SDF: Well, the aims of capitalist society, of life within businesses, have been oriented toward the accumulation of money, because the logic of investment requires businesses to put as much padding between themselves and financial bankruptcy as is materially possible.

: Consumerist society does not, as a general rule teach us altruism, it teaches us selfishness. We do not live in a society so much as we live in a collection of individuals who are all pursuing their own goals- ie a self interested society.

: Self interest does not promote social well being, it just promotes the self as the most important thing. Consequently people try to amass as much for themselves as they can with little interest in the consequences that their wealth creation has for society as a whole.

: The consumerist society also plasters us constantly with advertising saying buy this or buy thta or that this product is superior to another; tells us how we can have fun; tells us not to think too much; values more the creation of a book than its reading (for the creation is adding wealth, where reading is not); Witness here the sad state of universities that have become in effect 'production lines' for corporations rather than institutes of learning. It makes it too easy to forget in this hedonistic flurry, about the 'real world'- altogether too easy to forget our moral responsibilities.

SDF: It's likely that the "sad state of universities" is a symptom of their financial destitution rather than of their drive to accumulate, at least here in the US. I remember hearing on Pacifica Radio that financial aid in the US in the late 1990s is about half of what it was in 1980, its peak year.
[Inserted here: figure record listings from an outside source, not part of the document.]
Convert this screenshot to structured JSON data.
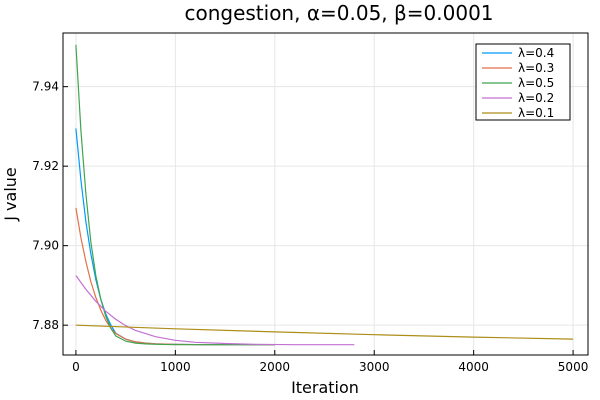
{
  "chart_data": {
    "type": "line",
    "title": "congestion, α=0.05, β=0.0001",
    "xlabel": "Iteration",
    "ylabel": "J value",
    "xlim": [
      -130,
      5150
    ],
    "ylim": [
      7.8725,
      7.9535
    ],
    "x_ticks": [
      0,
      1000,
      2000,
      3000,
      4000,
      5000
    ],
    "x_tick_labels": [
      "0",
      "1000",
      "2000",
      "3000",
      "4000",
      "5000"
    ],
    "y_ticks": [
      7.88,
      7.9,
      7.92,
      7.94
    ],
    "y_tick_labels": [
      "7.88",
      "7.90",
      "7.92",
      "7.94"
    ],
    "grid": true,
    "legend_position": "top-right",
    "series": [
      {
        "name": "λ=0.4",
        "color": "#009AFA",
        "x": [
          0,
          50,
          100,
          150,
          200,
          250,
          300,
          350,
          400,
          500,
          600,
          700,
          800,
          1000,
          1300,
          1600,
          2000
        ],
        "y": [
          7.9295,
          7.9165,
          7.906,
          7.898,
          7.8915,
          7.8865,
          7.8828,
          7.8801,
          7.878,
          7.8765,
          7.8758,
          7.8755,
          7.8753,
          7.8752,
          7.8751,
          7.8751,
          7.8751
        ]
      },
      {
        "name": "λ=0.3",
        "color": "#E36F47",
        "x": [
          0,
          50,
          100,
          150,
          200,
          250,
          300,
          350,
          400,
          500,
          600,
          700,
          800,
          1000,
          1300,
          1600,
          2000
        ],
        "y": [
          7.9095,
          7.902,
          7.896,
          7.891,
          7.887,
          7.8838,
          7.8812,
          7.8793,
          7.8779,
          7.8765,
          7.8758,
          7.8755,
          7.8753,
          7.8752,
          7.8751,
          7.8751,
          7.8751
        ]
      },
      {
        "name": "λ=0.5",
        "color": "#3EA44E",
        "x": [
          0,
          50,
          100,
          150,
          200,
          250,
          300,
          350,
          400,
          500,
          600,
          700,
          800,
          1000,
          1300,
          1600,
          2000
        ],
        "y": [
          7.9505,
          7.929,
          7.913,
          7.901,
          7.8925,
          7.8865,
          7.8822,
          7.8793,
          7.8773,
          7.876,
          7.8755,
          7.8753,
          7.8752,
          7.8751,
          7.8751,
          7.8751,
          7.8751
        ]
      },
      {
        "name": "λ=0.2",
        "color": "#C271D2",
        "x": [
          0,
          100,
          200,
          300,
          400,
          500,
          600,
          800,
          1000,
          1200,
          1500,
          1800,
          2200,
          2800
        ],
        "y": [
          7.8925,
          7.889,
          7.886,
          7.8835,
          7.8815,
          7.8799,
          7.8787,
          7.8771,
          7.8762,
          7.8757,
          7.8754,
          7.8752,
          7.8751,
          7.8751
        ]
      },
      {
        "name": "λ=0.1",
        "color": "#AC8D18",
        "x": [
          0,
          1000,
          2000,
          3000,
          4000,
          5000
        ],
        "y": [
          7.88,
          7.8791,
          7.8783,
          7.8776,
          7.877,
          7.8765
        ]
      }
    ]
  }
}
The University of California, of course, was driven to financial despair (and severe damage to its academic reputation) between then and now, by 20% across-the-board budget cuts accompanied by a tripling of student "fees". If universities have become the handmaidens of corporate production, it's possibly because they don't have the money to become much else. And BTW, what precisely is supposed to distinguish a production line from an institute of learning? Aren't workers on a production line learning something, i.e. how to produce?